A warm bath before going to bed can help.
Don't have a heavy dinner.
Drinking alcohol may also disturb your night's sleep, though a small nightcap can help you to fall asleep in the first place.

Cut down on drinks containing caffeine (coffee, tea, cocoa, and colas), especially at late nights.
Make sure you have a comfortable bed. The bedroom itself should be well-ventilated and cool and as dark and quiet as possible.
Don't go to bed until you feel tired.
Sex just before bedtime can both promote and impede sleep. Men may sleep well after sex whereas women may liven up.
Read a book until you feel dozy. Get up again if you are not able to sleep within half-an-hour. Sit down, listen to some music and go back to sleep with in half-an-hour.
Get up at the same time every morning. Set the alarm and get out of bed quickly, even if you had a late or sleepless night. This way, at the end of the day you'll probably feel tired and sleepy at just the right time. If you do this for a sufficient number of days, you will successfully adjust your inner clock and get tired when you need to.
For long trips by bus or plane, it might be worth taking a sleeping pill if you expect to have problems with sleeping. This should be an acting-fast pill with a limited effect - about five or six hours. You need to consult your GP to get it prescribed.

Most people can overcome their insomnia by following the above given advices. If these don't work, consult the doctor.

What treatment is needed?

  In modern medicine the patient becomes dependent on the medications and eventually finds it very difficult to get free from the tablets. You may also need to take more and more of it to achieve the desired effect, because your body becomes tolerant to the medicines. They may also leave you feeling drowsy and lethargic in the morning. It will be beneficial only for short-term therapy. But Homoeopathic approach is different. We cannot assure such instant sleep as the material doses could do in modern medicine. Our dynamic prescription arouses the sensorium to heal in a dynamic way. It is strange to hear such wonderful results after a week or months after treatment.

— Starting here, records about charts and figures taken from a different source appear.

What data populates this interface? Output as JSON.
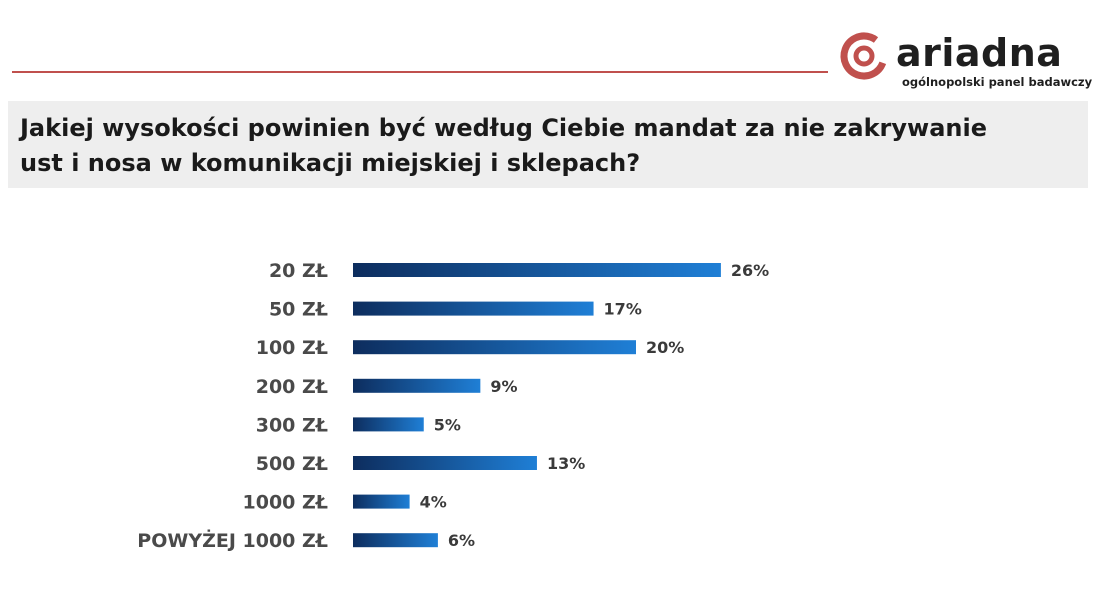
{
  "header": {
    "brand": "ariadna",
    "tagline": "ogólnopolski panel badawczy",
    "accent_color": "#c0504d"
  },
  "title": "Jakiej wysokości powinien być według Ciebie mandat za nie zakrywanie ust i nosa w komunikacji miejskiej i sklepach?",
  "chart_data": {
    "type": "bar",
    "orientation": "horizontal",
    "categories": [
      "20 ZŁ",
      "50 ZŁ",
      "100 ZŁ",
      "200 ZŁ",
      "300 ZŁ",
      "500 ZŁ",
      "1000 ZŁ",
      "POWYŻEJ 1000 ZŁ"
    ],
    "values": [
      26,
      17,
      20,
      9,
      5,
      13,
      4,
      6
    ],
    "value_labels": [
      "26%",
      "17%",
      "20%",
      "9%",
      "5%",
      "13%",
      "4%",
      "6%"
    ],
    "unit": "%",
    "bar_color_start": "#0d2d5e",
    "bar_color_end": "#1f7fd6",
    "grid": false,
    "legend": "none"
  }
}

This is something peculiar in few individuals. Many have problem with sleep. Usually they ask, "Doctor, Please prescribe something for sleep!" I usually tell them "my medicine may or may not act. I cannot vouch for that! But I am quiet sure that you will be able to sleep without any type of medications after sometime." The medicinal action depends on the susceptibility of the patient. It may vary from individual to individual.